Saturday, May 17, 2008
A Portrait By Bil Baird
[This post was written for the 7th Edition of the Cabinet of Curiosities]
The portrait above, executed by Bil Baird in pastel crayon, is of my great-uncle Gregory Austin. I discovered it in The Box a few weeks ago while I was selecting items to scan for Scanfest. I had heard stories of Bil from my great-grandparents, John Ralph Austin and Therese McGinnis Austin but I never really understood who he was until I did a bit of research. And that research brought back many memories.
As I was told, Bil Baird lived in the apartment building across the alley from my great-grandparents' building on the Upper West Side in New York City. This was in the late 1930s and early 1940s. Bil would put on impromptu puppet shows for children from one of his windows, so that all the children could watch from across the way. My great-grandparents knew Bil and his wife Cora well enough that he drew this portrait of my uncle when he was about 14 (this is my estimation). This would have been about 1941.

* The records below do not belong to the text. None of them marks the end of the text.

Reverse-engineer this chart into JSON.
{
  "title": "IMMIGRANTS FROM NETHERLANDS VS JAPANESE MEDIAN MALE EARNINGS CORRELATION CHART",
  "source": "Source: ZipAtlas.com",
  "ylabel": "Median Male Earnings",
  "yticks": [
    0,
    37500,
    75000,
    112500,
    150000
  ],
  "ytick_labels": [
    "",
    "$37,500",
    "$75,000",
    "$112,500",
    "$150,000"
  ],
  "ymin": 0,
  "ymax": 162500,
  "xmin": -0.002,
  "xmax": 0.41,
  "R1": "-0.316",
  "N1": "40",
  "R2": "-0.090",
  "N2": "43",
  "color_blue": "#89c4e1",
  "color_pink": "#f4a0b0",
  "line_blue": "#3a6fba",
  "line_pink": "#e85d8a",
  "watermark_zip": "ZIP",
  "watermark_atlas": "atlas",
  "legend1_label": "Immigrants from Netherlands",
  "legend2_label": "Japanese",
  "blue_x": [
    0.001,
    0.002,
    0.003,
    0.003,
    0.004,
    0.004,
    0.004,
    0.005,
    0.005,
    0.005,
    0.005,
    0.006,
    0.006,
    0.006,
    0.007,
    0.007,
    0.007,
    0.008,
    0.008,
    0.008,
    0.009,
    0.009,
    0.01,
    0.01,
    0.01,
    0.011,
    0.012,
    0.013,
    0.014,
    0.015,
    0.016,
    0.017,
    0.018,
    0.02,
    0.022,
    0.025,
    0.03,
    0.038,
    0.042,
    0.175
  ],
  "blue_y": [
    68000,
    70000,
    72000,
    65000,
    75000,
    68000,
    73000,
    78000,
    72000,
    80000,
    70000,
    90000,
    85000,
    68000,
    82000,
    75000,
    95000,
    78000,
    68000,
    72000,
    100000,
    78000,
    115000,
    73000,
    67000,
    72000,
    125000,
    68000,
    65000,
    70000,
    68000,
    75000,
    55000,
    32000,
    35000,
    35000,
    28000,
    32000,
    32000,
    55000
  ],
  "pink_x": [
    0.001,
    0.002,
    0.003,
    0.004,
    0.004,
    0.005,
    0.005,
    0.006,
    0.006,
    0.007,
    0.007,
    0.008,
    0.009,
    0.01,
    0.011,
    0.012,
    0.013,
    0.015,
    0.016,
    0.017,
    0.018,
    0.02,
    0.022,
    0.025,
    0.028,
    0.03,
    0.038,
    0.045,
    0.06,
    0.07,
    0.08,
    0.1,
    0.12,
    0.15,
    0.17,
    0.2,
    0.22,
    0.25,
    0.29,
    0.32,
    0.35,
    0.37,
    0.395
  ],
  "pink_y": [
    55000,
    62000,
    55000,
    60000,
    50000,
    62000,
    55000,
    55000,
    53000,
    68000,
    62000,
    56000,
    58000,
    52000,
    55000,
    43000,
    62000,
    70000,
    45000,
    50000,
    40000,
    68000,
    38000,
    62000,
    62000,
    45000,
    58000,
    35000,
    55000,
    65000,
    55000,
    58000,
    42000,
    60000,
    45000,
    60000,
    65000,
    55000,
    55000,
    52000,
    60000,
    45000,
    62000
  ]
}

I would wager that not many people under 50 remember Bil Baird or his puppets. Do you remember the movie The Sound of Music? Do you remember the "Lonely Goatherd" song where the children sing a song while the father performs a puppet show with marionettes? Those puppets and that sequence was designed by Bil Baird.

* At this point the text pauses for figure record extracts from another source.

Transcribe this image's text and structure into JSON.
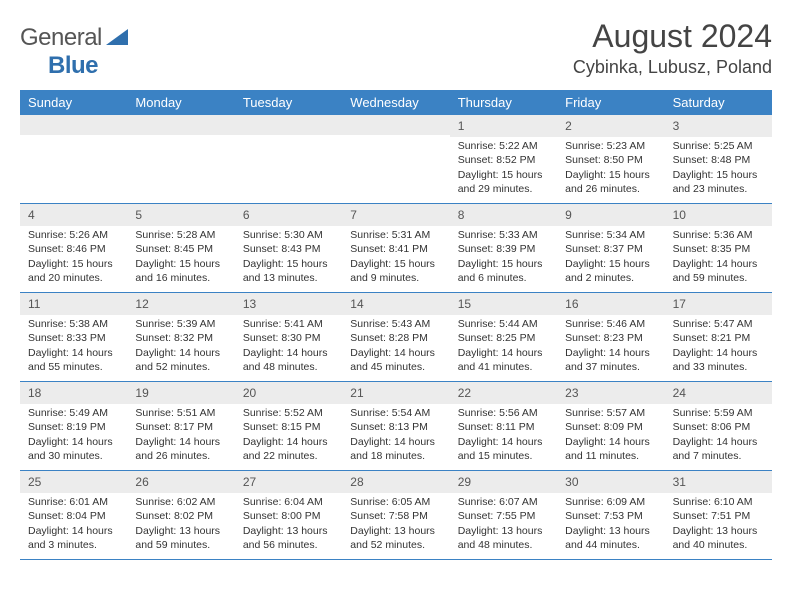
{
  "logo": {
    "part1": "General",
    "part2": "Blue"
  },
  "title": "August 2024",
  "location": "Cybinka, Lubusz, Poland",
  "colors": {
    "header_bg": "#3b82c4",
    "header_text": "#ffffff",
    "day_number_bg": "#ececec",
    "body_text": "#333333",
    "logo_blue": "#2f6fad"
  },
  "weekdays": [
    "Sunday",
    "Monday",
    "Tuesday",
    "Wednesday",
    "Thursday",
    "Friday",
    "Saturday"
  ],
  "weeks": [
    [
      {
        "day": "",
        "sunrise": "",
        "sunset": "",
        "daylight": ""
      },
      {
        "day": "",
        "sunrise": "",
        "sunset": "",
        "daylight": ""
      },
      {
        "day": "",
        "sunrise": "",
        "sunset": "",
        "daylight": ""
      },
      {
        "day": "",
        "sunrise": "",
        "sunset": "",
        "daylight": ""
      },
      {
        "day": "1",
        "sunrise": "Sunrise: 5:22 AM",
        "sunset": "Sunset: 8:52 PM",
        "daylight": "Daylight: 15 hours and 29 minutes."
      },
      {
        "day": "2",
        "sunrise": "Sunrise: 5:23 AM",
        "sunset": "Sunset: 8:50 PM",
        "daylight": "Daylight: 15 hours and 26 minutes."
      },
      {
        "day": "3",
        "sunrise": "Sunrise: 5:25 AM",
        "sunset": "Sunset: 8:48 PM",
        "daylight": "Daylight: 15 hours and 23 minutes."
      }
    ],
    [
      {
        "day": "4",
        "sunrise": "Sunrise: 5:26 AM",
        "sunset": "Sunset: 8:46 PM",
        "daylight": "Daylight: 15 hours and 20 minutes."
      },
      {
        "day": "5",
        "sunrise": "Sunrise: 5:28 AM",
        "sunset": "Sunset: 8:45 PM",
        "daylight": "Daylight: 15 hours and 16 minutes."
      },
      {
        "day": "6",
        "sunrise": "Sunrise: 5:30 AM",
        "sunset": "Sunset: 8:43 PM",
        "daylight": "Daylight: 15 hours and 13 minutes."
      },
      {
        "day": "7",
        "sunrise": "Sunrise: 5:31 AM",
        "sunset": "Sunset: 8:41 PM",
        "daylight": "Daylight: 15 hours and 9 minutes."
      },
      {
        "day": "8",
        "sunrise": "Sunrise: 5:33 AM",
        "sunset": "Sunset: 8:39 PM",
        "daylight": "Daylight: 15 hours and 6 minutes."
      },
      {
        "day": "9",
        "sunrise": "Sunrise: 5:34 AM",
        "sunset": "Sunset: 8:37 PM",
        "daylight": "Daylight: 15 hours and 2 minutes."
      },
      {
        "day": "10",
        "sunrise": "Sunrise: 5:36 AM",
        "sunset": "Sunset: 8:35 PM",
        "daylight": "Daylight: 14 hours and 59 minutes."
      }
    ],
    [
      {
        "day": "11",
        "sunrise": "Sunrise: 5:38 AM",
        "sunset": "Sunset: 8:33 PM",
        "daylight": "Daylight: 14 hours and 55 minutes."
      },
      {
        "day": "12",
        "sunrise": "Sunrise: 5:39 AM",
        "sunset": "Sunset: 8:32 PM",
        "daylight": "Daylight: 14 hours and 52 minutes."
      },
      {
        "day": "13",
        "sunrise": "Sunrise: 5:41 AM",
        "sunset": "Sunset: 8:30 PM",
        "daylight": "Daylight: 14 hours and 48 minutes."
      },
      {
        "day": "14",
        "sunrise": "Sunrise: 5:43 AM",
        "sunset": "Sunset: 8:28 PM",
        "daylight": "Daylight: 14 hours and 45 minutes."
      },
      {
        "day": "15",
        "sunrise": "Sunrise: 5:44 AM",
        "sunset": "Sunset: 8:25 PM",
        "daylight": "Daylight: 14 hours and 41 minutes."
      },
      {
        "day": "16",
        "sunrise": "Sunrise: 5:46 AM",
        "sunset": "Sunset: 8:23 PM",
        "daylight": "Daylight: 14 hours and 37 minutes."
      },
      {
        "day": "17",
        "sunrise": "Sunrise: 5:47 AM",
        "sunset": "Sunset: 8:21 PM",
        "daylight": "Daylight: 14 hours and 33 minutes."
      }
    ],
    [
      {
        "day": "18",
        "sunrise": "Sunrise: 5:49 AM",
        "sunset": "Sunset: 8:19 PM",
        "daylight": "Daylight: 14 hours and 30 minutes."
      },
      {
        "day": "19",
        "sunrise": "Sunrise: 5:51 AM",
        "sunset": "Sunset: 8:17 PM",
        "daylight": "Daylight: 14 hours and 26 minutes."
      },
      {
        "day": "20",
        "sunrise": "Sunrise: 5:52 AM",
        "sunset": "Sunset: 8:15 PM",
        "daylight": "Daylight: 14 hours and 22 minutes."
      },
      {
        "day": "21",
        "sunrise": "Sunrise: 5:54 AM",
        "sunset": "Sunset: 8:13 PM",
        "daylight": "Daylight: 14 hours and 18 minutes."
      },
      {
        "day": "22",
        "sunrise": "Sunrise: 5:56 AM",
        "sunset": "Sunset: 8:11 PM",
        "daylight": "Daylight: 14 hours and 15 minutes."
      },
      {
        "day": "23",
        "sunrise": "Sunrise: 5:57 AM",
        "sunset": "Sunset: 8:09 PM",
        "daylight": "Daylight: 14 hours and 11 minutes."
      },
      {
        "day": "24",
        "sunrise": "Sunrise: 5:59 AM",
        "sunset": "Sunset: 8:06 PM",
        "daylight": "Daylight: 14 hours and 7 minutes."
      }
    ],
    [
      {
        "day": "25",
        "sunrise": "Sunrise: 6:01 AM",
        "sunset": "Sunset: 8:04 PM",
        "daylight": "Daylight: 14 hours and 3 minutes."
      },
      {
        "day": "26",
        "sunrise": "Sunrise: 6:02 AM",
        "sunset": "Sunset: 8:02 PM",
        "daylight": "Daylight: 13 hours and 59 minutes."
      },
      {
        "day": "27",
        "sunrise": "Sunrise: 6:04 AM",
        "sunset": "Sunset: 8:00 PM",
        "daylight": "Daylight: 13 hours and 56 minutes."
      },
      {
        "day": "28",
        "sunrise": "Sunrise: 6:05 AM",
        "sunset": "Sunset: 7:58 PM",
        "daylight": "Daylight: 13 hours and 52 minutes."
      },
      {
        "day": "29",
        "sunrise": "Sunrise: 6:07 AM",
        "sunset": "Sunset: 7:55 PM",
        "daylight": "Daylight: 13 hours and 48 minutes."
      },
      {
        "day": "30",
        "sunrise": "Sunrise: 6:09 AM",
        "sunset": "Sunset: 7:53 PM",
        "daylight": "Daylight: 13 hours and 44 minutes."
      },
      {
        "day": "31",
        "sunrise": "Sunrise: 6:10 AM",
        "sunset": "Sunset: 7:51 PM",
        "daylight": "Daylight: 13 hours and 40 minutes."
      }
    ]
  ]
}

Born in 1904 in Nebraska, William Britton Baird grew up in Mason City, Iowa and attended the University of Iowa and the Chicago Academy of Fine Arts. In Chicago he produced a show for the Chicago World's Fair and more than 30 years later he would do the same for the New York World's Fair. Bil Baird passed away in 1987.
Baird's performance credits also include many television commercials as well as appearances on The Jack Paar Show, Sid Caesar's "Show of Shows." Perhaps his most famous puppet character was Charlemagne the Lion.
Imagine the thrill I got when I discovered this portrait! I was able to establish that various family stories I had heard about Bil Baird are credible. Now I need to do justice to this somewhat worn work of art and get a proper frame!